O Ministério da Saúde criou o PSF - Programa de Saúde da Família, que está sendo aplicado em muitos estados e municípios, porém ele carece de estrutura e de base, estando ainda centrado demais no médico. Esse programa é importante e pode representar o ponto de partida para as mudanças necessárias na política de saúde aqui apontadas, desde que apropriadamente utilizado e adaptado.
Realidade:
O Brasil é o país de maior biodiversidade do mundo e o mais rico em plantas medicinais e recursos terapêuticos naturais, além dos recursos humanos culturais tradicionais como raizeiros, parteiras, curandeiros, pajés, na mais exuberante etnomedicina conhecida. No entanto, é o terceiro maior consumidor mundial de medicamentos e o país que paga pior os profissionais da área.

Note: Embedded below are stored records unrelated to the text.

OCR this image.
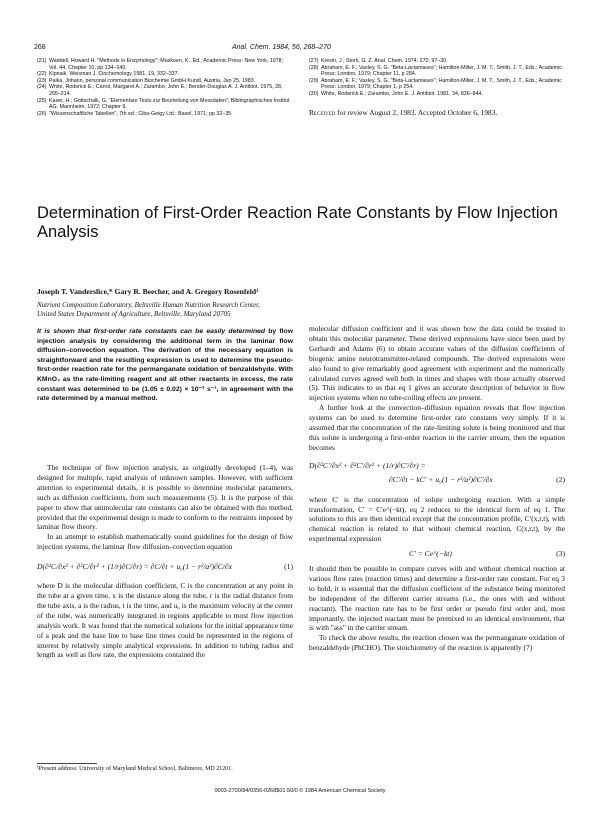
268	Anal. Chem. 1984, 56, 268–270
(21) Waddell, Howard H. "Methods in Enzymology"; Maskoen, K., Ed.; Academic Press: New York, 1978; Vol. 44, Chapter 10, pp 134–140.
(22) Kipnaik, Weisman J. Cinchemology 1981, 19, 332–337.
(23) Palka, Johann, personal communication Biochemie GmbH Kundl, Austria, Jan 25, 1983.
(24) White, Roderick E.; Carrol, Margaret A.; Zarambo, John E.; Bender-Douglas A. J. Antibiot. 1975, 28, 205–214.
(25) Kaser, H.; Gottschalk, G. "Elementare Tests zur Beurteilung von Messdaten"; Bibliographisches Institut AG: Mannheim, 1972; Chapter 9.
(26) "Wissenschaftliche Tabellen", 7th ed.; Ciba-Geigy Ltd.: Basel, 1971; pp 32–35.
(27) Kresin, J.; Stork, G. Z. Anal. Chem. 1974, 270, 97–30.
(28) Abraham, E. F.; Vasley, S. G. "Beta-Lactamases"; Hamilton-Miller, J. M. T., Smith, J. T., Eds.; Academic Press: London, 1979; Chapter 11, p 284.
(29) Abraham, E. F.; Vasley, S. G. "Beta-Lactamases"; Hamilton-Miller, J. M. T., Smith, J. T., Eds.; Academic Press: London, 1979; Chapter 1, p 254.
(30) White, Roderick E.; Zarambo, John E. J. Antibiot. 1981, 34, 836–844.
Received for review August 2, 1983. Accepted October 6, 1983.
Determination of First-Order Reaction Rate Constants by Flow Injection Analysis
Joseph T. Vanderslice,* Gary R. Beecher, and A. Gregory Rosenfeld¹
Nutrient Composition Laboratory, Beltsville Human Nutrition Research Center,
United States Department of Agriculture, Beltsville, Maryland 20705
It is shown that first-order rate constants can be easily determined by flow injection analysis by considering the additional term in the laminar flow diffusion–convection equation. The derivation of the necessary equation is straightforward and the resulting expression is used to determine the pseudo-first-order reaction rate for the permanganate oxidation of benzaldehyde. With KMnO₄ as the rate-limiting reagent and all other reactants in excess, the rate constant was determined to be (1.05 ± 0.02) × 10⁻² s⁻¹, in agreement with the rate determined by a manual method.

The technique of flow injection analysis, as originally developed (1–4), was designed for multiple, rapid analysis of unknown samples. However, with sufficient attention to experimental details, it is possible to determine molecular parameters, such as diffusion coefficients, from such measurements (5). It is the purpose of this paper to show that unimolecular rate constants can also be obtained with this method, provided that the experimental design is made to conform to the restraints imposed by laminar flow theory.

In an attempt to establish mathematically sound guidelines for the design of flow injection systems, the laminar flow diffusion–convection equation

D(∂²C/∂x² + ∂²C/∂r² + (1/r)∂C/∂r) = ∂C/∂t + u₀(1 − r²/a²)∂C/∂x	(1)

where D is the molecular diffusion coefficient, C is the concentration at any point in the tube at a given time, x is the distance along the tube, r is the radial distance from the tube axis, a is the radius, t is the time, and u₀ is the maximum velocity at the center of the tube, was numerically integrated in regions applicable to most flow injection analysis work. It was found that the numerical solutions for the initial appearance time of a peak and the base line to base line times could be represented in the regions of interest by relatively simple analytical expressions. In addition to tubing radius and length as well as flow rate, the expressions contained the

¹Present address: University of Maryland Medical School, Baltimore, MD 21201.

molecular diffusion coefficient and it was shown how the data could be treated to obtain this molecular parameter. These derived expressions have since been used by Gerhardt and Adams (6) to obtain accurate values of the diffusion coefficients of biogenic amine neurotransmitter-related compounds. The derived expressions were also found to give remarkably good agreement with experiment and the numerically calculated curves agreed well both in times and shapes with those actually observed (5). This indicates to us that eq 1 gives an accurate description of behavior in flow injection systems when no tube-coiling effects are present.

A further look at the convection–diffusion equation reveals that flow injection systems can be used to determine first-order rate constants very simply. If it is assumed that the concentration of the rate-limiting solute is being monitored and that this solute is undergoing a first-order reaction in the carrier stream, then the equation becomes

D(∂²C′/∂x² + ∂²C′/∂r² + (1/r)∂C′/∂r) =
∂C′/∂t − kC′ + u₀(1 − r²/a²)∂C′/∂x	(2)

where C′ is the concentration of solute undergoing reaction. With a simple transformation, C′ = C′e^(−kt), eq 2 reduces to the identical form of eq 1. The solutions to this are then identical except that the concentration profile, C′(x,r,t), with chemical reaction is related to that without chemical reaction, C(x,r,t), by the experimental expression

C′ = Ce^(−kt)	(3)

It should then be possible to compare curves with and without chemical reaction at various flow rates (reaction times) and determine a first-order rate constant. For eq 3 to hold, it is essential that the diffusion coefficient of the substance being monitored be independent of the different carrier streams (i.e., the ones with and without reactant). The reaction rate has to be first order or pseudo first order and, most importantly, the injected reactant must be premixed to an identical environment, that is with "ass" in the carrier stream.

To check the above results, the reaction chosen was the permanganate oxidation of benzaldehyde (PhCHO). The stoichiometry of the reaction is apparently (7)

0003-2700/84/0356-0268$01.50/0 © 1984 American Chemical Society
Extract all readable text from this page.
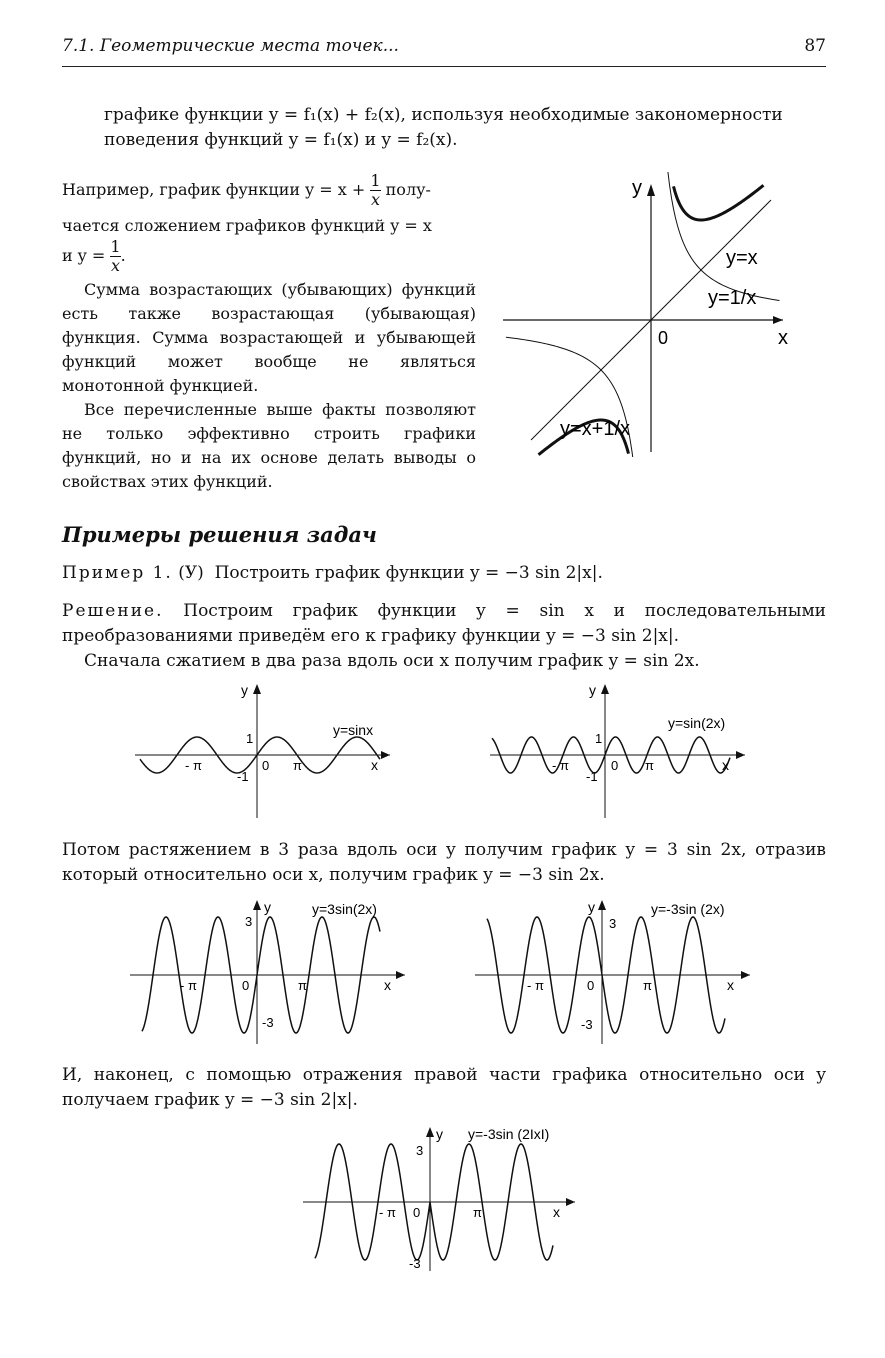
7.1. Геометрические места точек...	87
графике функции y = f₁(x) + f₂(x), используя необходимые закономерности
поведения функций y = f₁(x) и y = f₂(x).
Например, график функции $y = x + \frac{1}{x}$ полу-
чается сложением графиков функций y = x
и $y = \frac{1}{x}$ .
Сумма возрастающих (убывающих) функций есть также возрастающая (убывающая) функция. Сумма возрастающей и убывающей функций может вообще не являться монотонной функцией.
Все перечисленные выше факты позволяют не только эффективно строить графики функций, но и на их основе делать выводы о свойствах этих функций.
y
x
0
y=x
y=1/x
y=x+1/x
Примеры решения задач
Пример 1. (У) Построить график функции y = −3 sin 2|x|.
Решение. Построим график функции y = sin x и последовательными преобразованиями приведём его к графику функции y = −3 sin 2|x|.
Сначала сжатием в два раза вдоль оси x получим график y = sin 2x.
y
x
1
-1
0 π
- π
y=sinx
y
x
1
-1
0 π
- π
y=sin(2x)
Потом растяжением в 3 раза вдоль оси y получим график y = 3 sin 2x, отразив который относительно оси x, получим график y = −3 sin 2x.
y
x
3
-3
0	π
- π
y=3sin(2x)	y
x
3
-3
0	π
- π
y=-3sin (2x)
И, наконец, с помощью отражения правой части графика относительно оси y получаем график y = −3 sin 2|x|.
y
x
3
-3
0	π
- π
y=-3sin (2IxI)
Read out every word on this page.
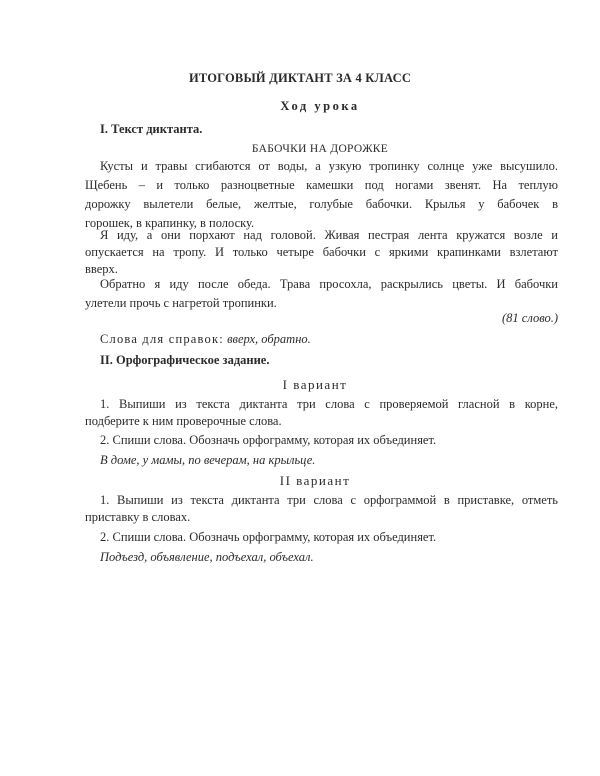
ИТОГОВЫЙ ДИКТАНТ ЗА 4 КЛАСС
Ход урока
I. Текст диктанта.
БАБОЧКИ НА ДОРОЖКЕ
Кусты и травы сгибаются от воды, а узкую тропинку солнце уже высушило.
Щебень – и только разноцветные камешки под ногами звенят. На теплую
дорожку вылетели белые, желтые, голубые бабочки. Крылья у бабочек в
горошек, в крапинку, в полоску.
Я иду, а они порхают над головой. Живая пестрая лента кружатся возле и
опускается на тропу. И только четыре бабочки с яркими крапинками взлетают
вверх.
Обратно я иду после обеда. Трава просохла, раскрылись цветы. И бабочки
улетели прочь с нагретой тропинки.
(81 слово.)
Слова для справок: вверх, обратно.
II. Орфографическое задание.
I вариант
1. Выпиши из текста диктанта три слова с проверяемой гласной в корне,
подберите к ним проверочные слова.
2. Спиши слова. Обозначь орфограмму, которая их объединяет.
В доме, у мамы, по вечерам, на крыльце.
II вариант
1. Выпиши из текста диктанта три слова с орфограммой в приставке, отметь
приставку в словах.
2. Спиши слова. Обозначь орфограмму, которая их объединяет.
Подъезд, объявление, подъехал, объехал.
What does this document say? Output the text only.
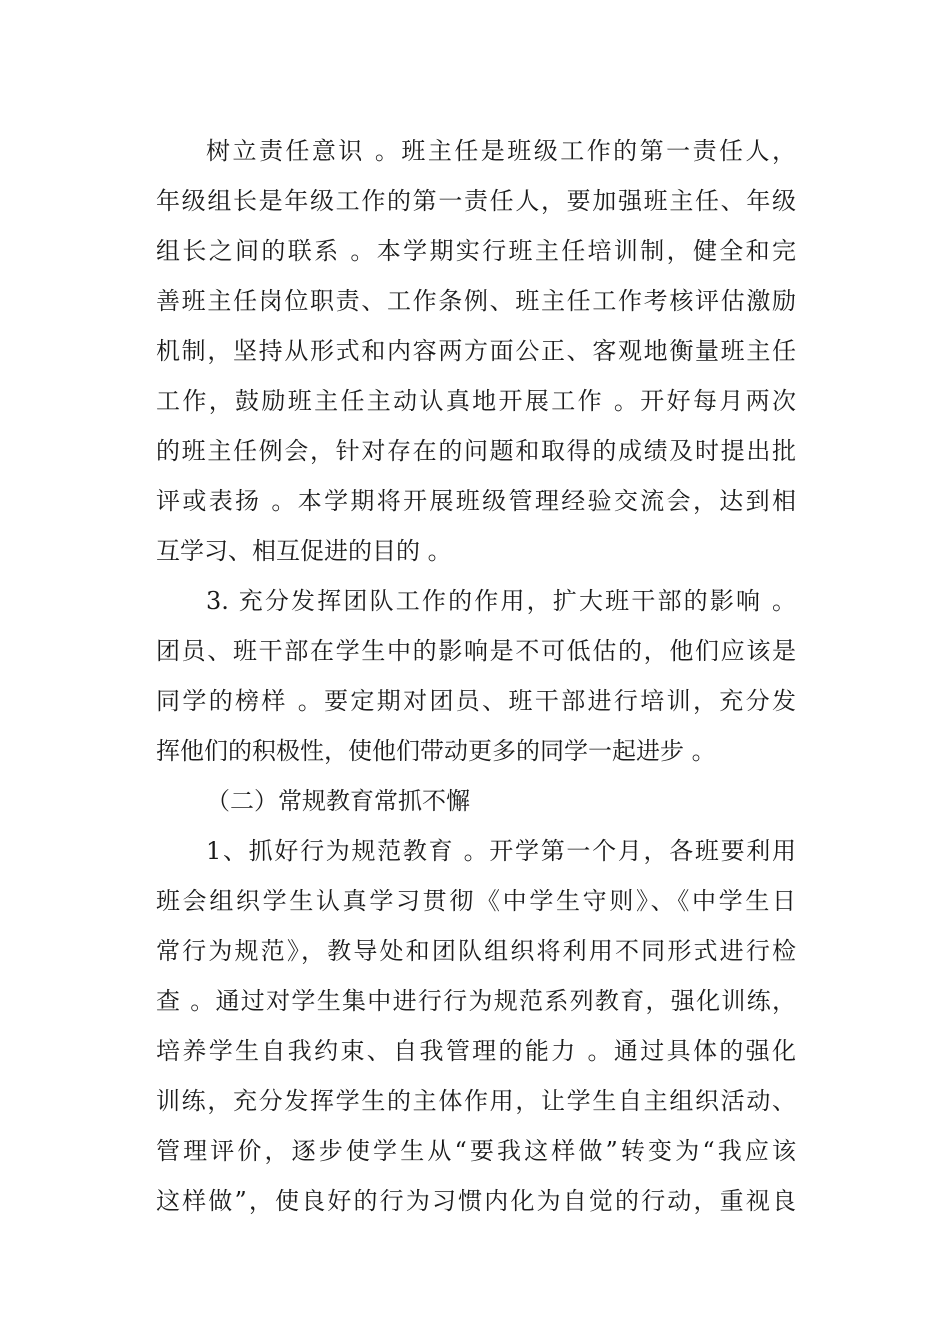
树立责任意识 。班主任是班级工作的第一责任人，
年级组长是年级工作的第一责任人，要加强班主任、年级
组长之间的联系 。本学期实行班主任培训制，健全和完
善班主任岗位职责、工作条例、班主任工作考核评估激励
机制，坚持从形式和内容两方面公正、客观地衡量班主任
工作，鼓励班主任主动认真地开展工作 。开好每月两次
的班主任例会，针对存在的问题和取得的成绩及时提出批
评或表扬 。本学期将开展班级管理经验交流会，达到相
互学习、相互促进的目的 。
3. 充分发挥团队工作的作用，扩大班干部的影响 。
团员、班干部在学生中的影响是不可低估的，他们应该是
同学的榜样 。要定期对团员、班干部进行培训，充分发
挥他们的积极性，使他们带动更多的同学一起进步 。
（二）常规教育常抓不懈
1、抓好行为规范教育 。开学第一个月，各班要利用
班会组织学生认真学习贯彻《中学生守则》、《中学生日
常行为规范》，教导处和团队组织将利用不同形式进行检
查 。通过对学生集中进行行为规范系列教育，强化训练，
培养学生自我约束、自我管理的能力 。通过具体的强化
训练，充分发挥学生的主体作用，让学生自主组织活动、
管理评价，逐步使学生从“要我这样做”转变为“我应该
这样做”，使良好的行为习惯内化为自觉的行动，重视良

Precisamos de recursos mais baratos, mais simples e eficazes, com as plantas medicinais e outros recursos naturais, que não onerem a economia familiar, do cidadão ou do próprio governo. Os fármacos - apesar de necessários em muitos casos, principalmente agudos – são extremamente caros e não curam as doenças de fato. Há recursos integrativos e complementares mais simples como as ervas medicinais (muitas já catalogadas e aprovadas pelo Ministério da Saúde) a terapia pelos alimentos e recursos naturais, aos quais o povo brasileiro está culturalmente identificado e adaptado.